O Excelentíssimo Senhor Desembargador LUIZ CARLOS (Presidente e Relator) - No caso exposto verifica-se a coerência e lógica das alegações do autor da rescisória, na qual declinou a causa de pedir e formulou os pedidos decorrentes, com base no art. 485, V, do Código de Processo Civil, que trata da Ação Rescisória.


Portanto, rejeito esta preliminar.



A Excelentíssima Senhora Juíza Convocada SUELI PINI (Revisora) - Acompanho.



O Excelentíssimo Senhor Desembargador EDINARDO SOUZA (1º Vogal) - Acompanho.



O Excelentíssimo Senhor Desembargador RAIMUNDO VALES (2º Vogal) - Acompanho.



O Excelentíssimo Senhor Desembargador AGOSTINO SILVÉRIO (3º Vogal) - Acompanho.



O Excelentíssimo Senhor Desembargador CONSTANTINO BRAHUNA (4º Vogal) - Acompanho.



Carência de Ação



O Excelentíssimo Senhor Desembargador LUIZ CARLOS (Presidente e Relator) - O requerido, JOÃO CÂNCIO PICANÇO E SILVA, pugnou pela extinção do feito alegando carência de ação por ausência dos pressupostos de existência do processo.

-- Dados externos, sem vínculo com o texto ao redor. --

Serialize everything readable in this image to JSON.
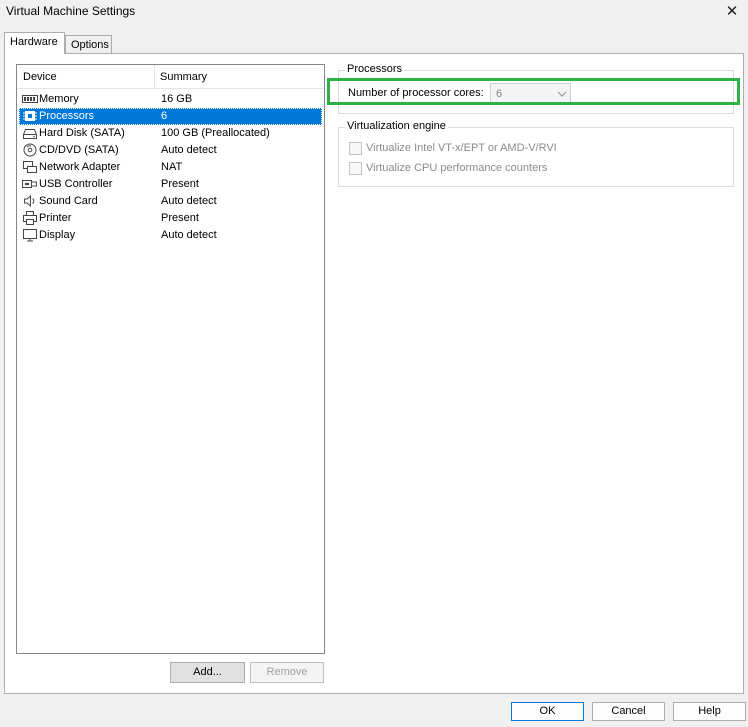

Nesse aspecto, cabe destacar que o pedido rescisório não se enquadra em nenhuma das hipóteses de ausência de pressupostos processuais, seja com relação à petição inicial, a jurisdição, a citação e a capacidade postulatória.


Razão pela qual rejeito também esta preliminar.



A Excelentíssima Senhora Juíza Convocada SUELI PINI (Revisora) - Acompanho.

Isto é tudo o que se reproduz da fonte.